3. Iconografía y significado espiritual
La imagen de la Virgen del Rocío es una talla gótica del siglo XIII, vestida posteriormente a la moda de los Austrias como una gran reina e infanta celestial. Luce resplandecientes ráfagas de sol, una corona ricamente labrada y un cetro que proclama su realeza universal; en sus manos sostiene al Divino Pastor, el Niño Jesús, presentándolo al mundo como el único Camino, Verdad y Vida al que los cristianos deben seguir.
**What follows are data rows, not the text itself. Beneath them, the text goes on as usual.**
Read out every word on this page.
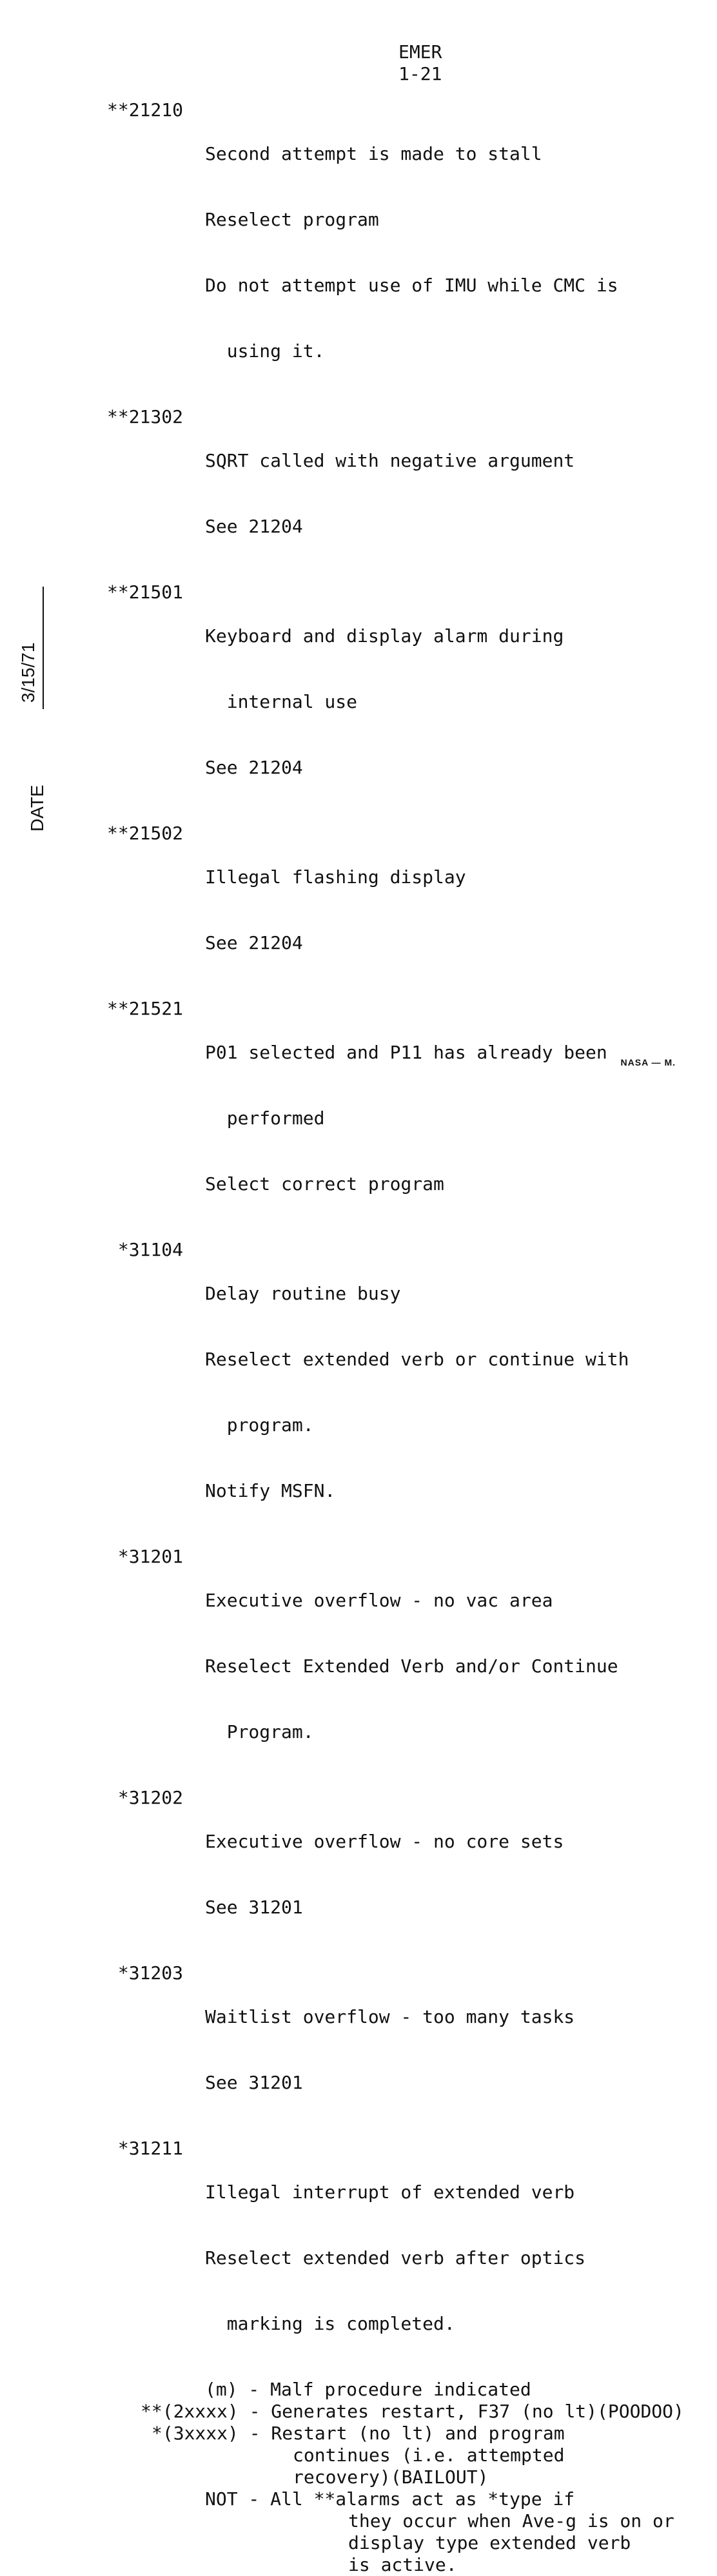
EMER
1-21
**21210

Second attempt is made to stall

Reselect program

Do not attempt use of IMU while CMC is

using it.

**21302

SQRT called with negative argument

See 21204

**21501

Keyboard and display alarm during

internal use

See 21204

**21502

Illegal flashing display

See 21204

**21521

P01 selected and P11 has already been

performed

Select correct program

*31104

Delay routine busy

Reselect extended verb or continue with

program.

Notify MSFN.

*31201

Executive overflow - no vac area

Reselect Extended Verb and/or Continue

Program.

*31202

Executive overflow - no core sets

See 31201

*31203

Waitlist overflow - too many tasks

See 31201

*31211

Illegal interrupt of extended verb

Reselect extended verb after optics

marking is completed.

(m) - Malf procedure indicated
**(2xxxx) - Generates restart, F37 (no lt)(POODOO)
*(3xxxx) - Restart (no lt) and program
continues (i.e. attempted
recovery)(BAILOUT)
NOT - All **alarms act as *type if
they occur when Ave-g is on or
display type extended verb
is active.
DATE
3/15/71
NASA — M.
El significado espiritual de su vestidura y sus atributos evoca a la Mujer vestida de sol descrita en el Apocalipsis, que aplasta la cabeza del enemigo y cobija a sus hijos bajo su manto protector. El contraste entre la riqueza de su ajuar exterior y la profunda dulzura de su rostro invita a los fieles a comprender que la verdadera realeza de María radica en su humildad, su obediencia a la voluntad del Padre y su mediación maternal ante Jesucristo.
4. Devoción en Andalucía
La devoción a la Virgen del Rocío constituye una de las expresiones de piedad popular más ricas, vivas y multitudinarias de Andalucía y de la cristiandad entera. Lejos de ser un mero fenómeno folclórico, la Romería del Rocío es un testimonio de fe comunitaria, donde el canto, la convivencia fraterna y el silencio del camino se unen para manifestar la alegría del Evangelio y el amor entrañable a la Madre de Dios.
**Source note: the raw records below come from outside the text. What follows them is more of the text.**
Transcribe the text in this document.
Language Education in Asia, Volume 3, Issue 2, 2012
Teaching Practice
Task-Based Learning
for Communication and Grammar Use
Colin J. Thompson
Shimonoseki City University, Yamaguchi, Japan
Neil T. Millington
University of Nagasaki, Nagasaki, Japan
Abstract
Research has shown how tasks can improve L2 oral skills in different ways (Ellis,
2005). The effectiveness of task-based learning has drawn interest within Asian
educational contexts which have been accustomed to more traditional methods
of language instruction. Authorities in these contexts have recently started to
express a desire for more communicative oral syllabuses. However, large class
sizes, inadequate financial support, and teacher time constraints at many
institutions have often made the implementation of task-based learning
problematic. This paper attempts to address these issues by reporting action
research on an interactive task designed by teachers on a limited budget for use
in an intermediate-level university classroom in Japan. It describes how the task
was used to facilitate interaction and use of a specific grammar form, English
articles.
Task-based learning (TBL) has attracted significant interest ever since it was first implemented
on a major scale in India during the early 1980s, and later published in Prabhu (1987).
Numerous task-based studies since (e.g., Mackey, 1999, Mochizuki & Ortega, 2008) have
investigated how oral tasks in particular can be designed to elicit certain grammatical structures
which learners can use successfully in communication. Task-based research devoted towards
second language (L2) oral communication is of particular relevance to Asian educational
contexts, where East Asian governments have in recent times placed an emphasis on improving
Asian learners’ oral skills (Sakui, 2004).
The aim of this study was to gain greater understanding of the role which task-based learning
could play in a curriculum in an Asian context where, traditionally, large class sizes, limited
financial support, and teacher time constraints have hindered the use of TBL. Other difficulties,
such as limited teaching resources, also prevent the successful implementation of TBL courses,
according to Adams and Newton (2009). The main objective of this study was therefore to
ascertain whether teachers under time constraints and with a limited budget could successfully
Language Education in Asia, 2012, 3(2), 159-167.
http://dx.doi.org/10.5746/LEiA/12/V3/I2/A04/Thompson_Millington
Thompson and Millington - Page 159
Esta piedad andaluza arraigada en el corazón del pueblo se caracteriza por una profunda caridad y un sentido de fraternidad eclesial. Los simpecados de las distintas hermandades, llevados con honor, representan la fe de pueblos enteros que se congregan en torno al altar, donde los sacramentos de la Confesión y la Eucaristía se viven con especial intensidad durante los días de la romería, sanando almas y uniendo corazones.
5. Síntesis contemplativa
Contemplar a la Virgen del Rocío es adentrarse en el misterio del Cenáculo, donde Ella, como Madre de la Iglesia, intercede permanentemente por una nueva efusión del Espíritu Santo sobre la humanidad. Su mirada serena y sus manos dispuestas hacia el Divino Niño recuerdan que toda auténtica devoción mariana conduce necesariamente a Cristo, transformando el desierto del alma en una marisma fecunda de gracia, caridad y esperanza evangélica.
6. Sentido anagógico
El sentido anagógico de la peregrinación rociera nos desvela que el camino hacia la aldea de Almonte es figura e imagen de nuestro tránsito terrenal hacia la Jerusalén Celeste. Las fatigas del sendero, las arenas del camino y la alegría del encuentro definitivo con la Virgen prefiguran la meta de nuestra esperanza escatológica, donde ya no habrá llanto ni dolor, sino la contemplación eterna de la gloria de Dios en comunión con todos los santos.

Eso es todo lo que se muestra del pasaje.